An attorney who argued a controversial property rights case before the U.S. Supreme Court says Iowa homeowners need more protection from their government. Scott Bullock of the Institute for Justice represented a group of Connecticut homeowners fighting their local government’s decision to condemn their land for private development.
Bullock says when the nation’s highest court ruled against those homeowners, they opened the floodgates.”Homes are already being taken for shopping malls,” Bullock says. “In July of last year the city of Sunset Hills, Missouri, outside of St. Louis, approved the condemnation of 85 homes and small businesses to give (the land) to a private developer to build a $165 million shopping mall.”

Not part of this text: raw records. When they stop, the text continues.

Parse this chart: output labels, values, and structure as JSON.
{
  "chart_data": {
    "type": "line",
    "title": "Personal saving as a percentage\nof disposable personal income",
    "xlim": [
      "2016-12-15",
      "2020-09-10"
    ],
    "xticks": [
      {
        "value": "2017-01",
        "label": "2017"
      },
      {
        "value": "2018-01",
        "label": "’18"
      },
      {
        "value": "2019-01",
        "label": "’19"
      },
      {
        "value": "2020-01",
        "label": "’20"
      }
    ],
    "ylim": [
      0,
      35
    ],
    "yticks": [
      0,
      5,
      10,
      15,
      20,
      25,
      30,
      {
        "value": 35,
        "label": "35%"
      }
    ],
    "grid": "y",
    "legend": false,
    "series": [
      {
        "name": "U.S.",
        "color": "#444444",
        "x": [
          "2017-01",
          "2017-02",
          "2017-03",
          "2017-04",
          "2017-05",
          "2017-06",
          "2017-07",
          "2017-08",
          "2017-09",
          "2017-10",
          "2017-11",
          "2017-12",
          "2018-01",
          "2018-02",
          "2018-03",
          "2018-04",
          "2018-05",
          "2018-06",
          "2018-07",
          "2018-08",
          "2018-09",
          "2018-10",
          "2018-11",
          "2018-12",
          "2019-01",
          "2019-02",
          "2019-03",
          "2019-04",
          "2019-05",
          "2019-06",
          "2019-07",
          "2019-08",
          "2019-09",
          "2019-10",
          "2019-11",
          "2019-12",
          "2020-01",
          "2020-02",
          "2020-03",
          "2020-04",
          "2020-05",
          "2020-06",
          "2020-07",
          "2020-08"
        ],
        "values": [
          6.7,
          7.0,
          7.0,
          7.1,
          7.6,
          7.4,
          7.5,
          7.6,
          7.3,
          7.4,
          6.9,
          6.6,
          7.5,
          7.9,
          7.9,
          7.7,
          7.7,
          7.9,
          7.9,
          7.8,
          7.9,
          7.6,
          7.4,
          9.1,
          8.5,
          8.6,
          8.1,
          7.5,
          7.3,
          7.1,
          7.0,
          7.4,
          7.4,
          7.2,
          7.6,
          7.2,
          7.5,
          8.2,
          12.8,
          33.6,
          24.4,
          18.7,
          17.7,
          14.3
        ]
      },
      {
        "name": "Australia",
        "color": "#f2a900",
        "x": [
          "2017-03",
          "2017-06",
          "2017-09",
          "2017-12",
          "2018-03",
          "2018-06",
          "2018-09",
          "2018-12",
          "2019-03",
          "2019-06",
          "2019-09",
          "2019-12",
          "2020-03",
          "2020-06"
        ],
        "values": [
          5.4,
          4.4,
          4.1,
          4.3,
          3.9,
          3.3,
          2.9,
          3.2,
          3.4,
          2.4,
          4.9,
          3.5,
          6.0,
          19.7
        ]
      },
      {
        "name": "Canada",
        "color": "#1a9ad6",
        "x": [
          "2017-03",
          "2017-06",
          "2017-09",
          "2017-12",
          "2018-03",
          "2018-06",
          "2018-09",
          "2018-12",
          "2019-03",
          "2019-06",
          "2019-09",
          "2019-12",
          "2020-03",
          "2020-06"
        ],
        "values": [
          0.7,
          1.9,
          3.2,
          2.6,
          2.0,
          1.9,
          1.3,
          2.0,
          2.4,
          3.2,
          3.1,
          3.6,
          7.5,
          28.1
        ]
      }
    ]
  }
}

Bullock says Alabama, Texas and South Dakota have all strengthened their private property laws in the wake of the court case, and during remarks Tuesday afternoon to a committee in the Iowa Senate, Bullock urged Iowa lawmakers to follow suit. “Unless the law is changed in Iowa, these abuses will not only continue but they will increase,” Bullock says. The Iowa League of Cities opposes new limits on local governments’ power to condemn private property.
The League’s Susan Judkins says homeowners are well-protected under current law. “We think that Iowa’s law is very strong already,” she says. “However, we are cooperating with legislators to see if there are ways to put additional safeguards in place that don’t unduly shackle the hands of cities.” Judkins says cities must be able to condemn unsafe or blighted property in order to spur economic development.
Judkins says there’s no evidence to suggest Iowa cities and counties are abusing their powers to condemn property. “Fears that have been generated by this court case truly are unfounded,” Judkins says. The Iowa Chamber Alliance which represents the 17 largest city chambers of commerce in Iowa also opposes the effort to restrict local governments’ power to condemn blighted land for economic development projects. The Iowa House has already passed a bill that would place new restrictions on local governments in such cases. Similar legislation is pending in the Senate.